Du Nord au Sud : hospitalisations et évacuations médicales

Les premières hospitalisations d’Inuit au Sud sont directement liées aux campagnes de dépistage de la tuberculose que le SSI met en place dès 1946 dans l’ensemble du Canada (Labbé 1987, 35). Tous les étés, une équipe ambulante de médecins, infirmières, techniciens en radiologies et autres spécialistes, font la tournée des villages à bord de la patrouille médicale, le C.D. Howe. Une fois les résultats des tests de tuberculose reçus, les cas positifs sont retenus à bord et les personnes sont transférées dans un établissement du Québec (Gaspé, Roberval ou Québec), de l’Ontario ou des provinces maritimes. Au plus fort de la campagne de dépistage, « un Inuk sur sept est hospitalisé au Sud pour la tuberculose » (Labbé 1987, 35). Les tournées médicales sont aussi l’occasion d’offrir des soins dentaires, d’effectuer les vaccinations et pour les infirmières, et de faire de la prévention (DGNQ 1964, 52). Cette approche reste au coeur du programme du SSI jusqu’à ce que les médicaments pour traiter la tuberculose deviennent accessibles, vers la fin des années 1960 (Sandyford1994, 64 ; Morantz 2016,192).

En 1941, un système d’identification par numéro (E-numbers) est mis en place par le gouvernement fédéral canadien pour recenser les Inuit et faciliter la gestion des services de santé (Anderson et Bonesteel 2010, 151). Jusqu’en 1970, les Inuit qui reçoivent des soins au Nord, tout comme au Sud, doivent porter à leur cou un petit disque d’argile où un numéro est inscrit : ce numéro les assigne à l’une des deux baies : E8 pour l’Ungava et E9 pour l’Hudson (Morantz 2016,149). Dans ses mémoires, Dorothy Mesher, une aînée de Kuujjuaq, souligne toutefois que les Inuit ne les portaient qu’en cas de départ pour le Sud :

There were so many problems over “names”, so eventually the government solved that by giving everyone necklace. It was like a dog tag with a number. People didn’t actually wear those things unless they were sent South to the hospital. Most of us just put them away somewhere until they were needed, but we all remembered our number. (If you forget my name, feel free to just call me E8-224).

Dorothy Mesher 1995, 51

La littérature entourant les évacuations des Inuit au Sud avant les années 1980 est assez critique à l’égard de l’intervention gouvernementale et des effets que ces séjours prolongés dans le Sud ont eu sur les Inuit. Le croisement de sources orales et archivistiques par Pat Sandiford G. nous offre d’ailleurs des perspectives inuit de cette importante partie de leur histoire. Tout en dénonçant les effets dévastateurs des politiques gouvernementales en matière de santé, elle brosse un portrait de la gestion de la tuberculose par le SSI à partir de la première moitié du XXe siècle (Sandiford G. 1994). Selon elle, le départ en sanatorium annonce une coupure avec les proches, le territoire et le mode de vie. Les complications s’accroissent d’emblée en ce qui concerne les enfants, qui peuvent oublier la langue de leurs parents et rencontrer des difficultés à se réadapter au milieu nordique à leur retour (Sandiford G. 1994, xxii). Au Québec, les Inuit sont majoritairement envoyés dans des hôpitaux francophones entre 1950-1980. (Ibid : 154).
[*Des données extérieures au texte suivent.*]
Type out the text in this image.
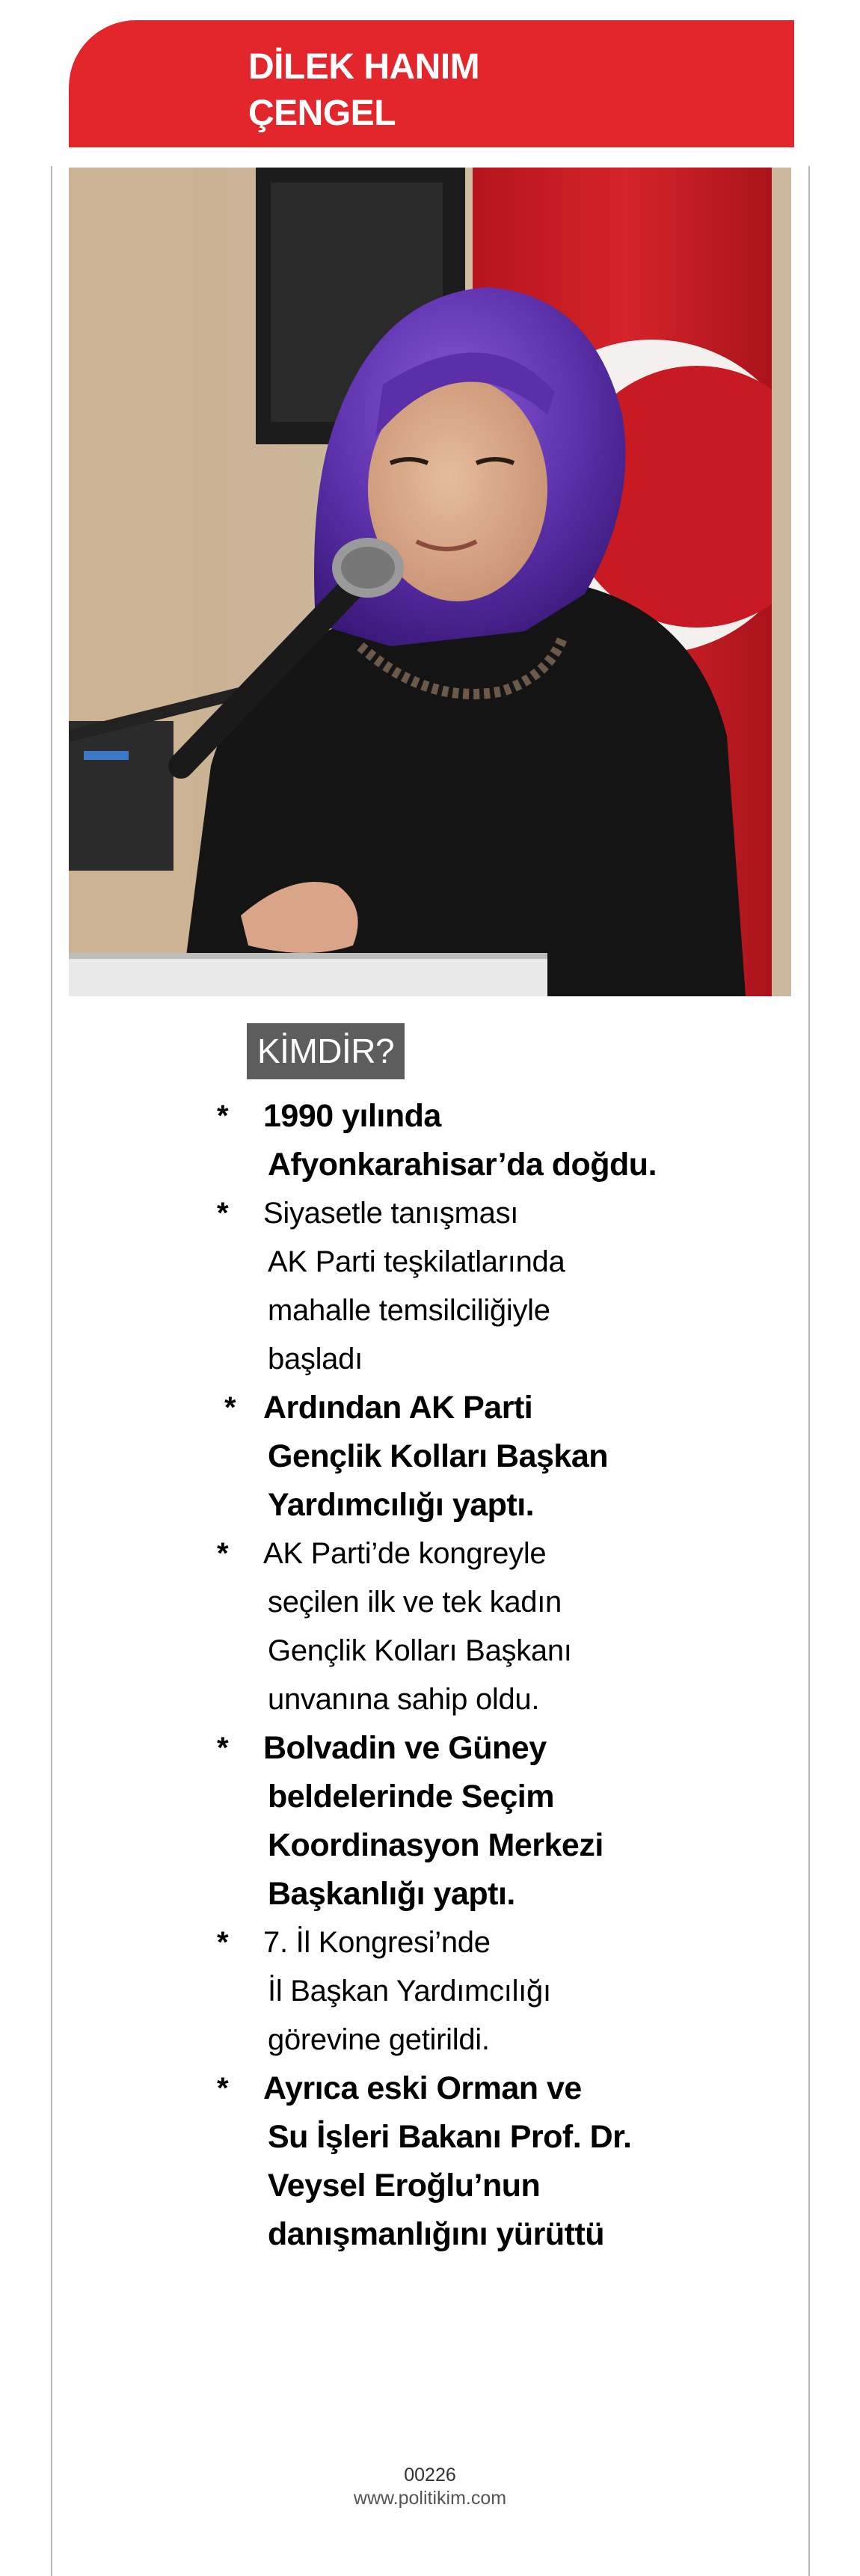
DİLEK HANIM
ÇENGEL
KİMDİR?
* 1990 yılında
Afyonkarahisar’da doğdu.
* Siyasetle tanışması
AK Parti teşkilatlarında
mahalle temsilciliğiyle
başladı
* Ardından AK Parti
Gençlik Kolları Başkan
Yardımcılığı yaptı.
* AK Parti’de kongreyle
seçilen ilk ve tek kadın
Gençlik Kolları Başkanı
unvanına sahip oldu.
* Bolvadin ve Güney
beldelerinde Seçim
Koordinasyon Merkezi
Başkanlığı yaptı.
* 7. İl Kongresi’nde
İl Başkan Yardımcılığı
görevine getirildi.
* Ayrıca eski Orman ve
Su İşleri Bakanı Prof. Dr.
Veysel Eroğlu’nun
danışmanlığını yürüttü
00226
www.politikim.com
Selon Toby Morantz, le traitement des patients tuberculeux et de leur famille fut marqué par un manque de communication, de planification et par une insensibilité (Morantz 2010, 73). Elle rapporte que des Inuit se sont plaints de ne pas avoir d’interprètes lors des examens ou de devoir enlever leur pantalon sans aucune explication. Plusieurs craignaient aussi les dépistages du C.D. Howe, puisqu’ils étaient souvent retenus à bord et qu’ils n’avaient pas la possibilité de faire leurs adieux à leurs proches (Beauvais 2017, 72-73). En 1955, 130 Inuit d’Akulivik ont été envoyés à Puvirnituq pour des examens et 50 d’entre eux ont été hospitalisés dans le Sud sans pouvoir avertir leur famille (Morantz 2010,71). Plusieurs Inuit sont aussi décédés sans que leur corps ne soit rapatrié au Nord (Sandiford G. 1994 ; Tremblay 2016).

En plus des soins pour la tuberculose, des services spécialisés ou des soins de longue durée ont mené à l’hospitalisation d’Inuit au Sud. En 1979, on comptait 258 évacuations de patients inuit vers Québec ou Montréal pour des soins spécialisés (Labbé 1981, 73). En 1965, la DGNQ met en place un Service d’accueil aux patients au CHUL pour les Inuit devant recevoir des soins à Québec (Tremblay 2016, 263). Ce service, qui va de pair avec le Projet Nord, est responsable d’accompagner les patients inuit jusqu’à la fin des années 1980. Composé de trois infirmières et de deux interprètes inuit, l’équipe du Service s’assure d’accueillir les patients et de les placer dans des familles d’accueil pour la durée de leur séjour. Elle s’occupait également de faire les suivis nécessaires avec les établissements de soins (entretien avec une ancienne infirmière du Service d’accueil [anonyme], 2 novembre 2021). Par la suite, le service d’accueil est transféré entièrement à Montréal. En 2016, le Centre de santé Ullivik, destiné spécifiquement à une clientèle inuit, ouvre ses portes à Dorval.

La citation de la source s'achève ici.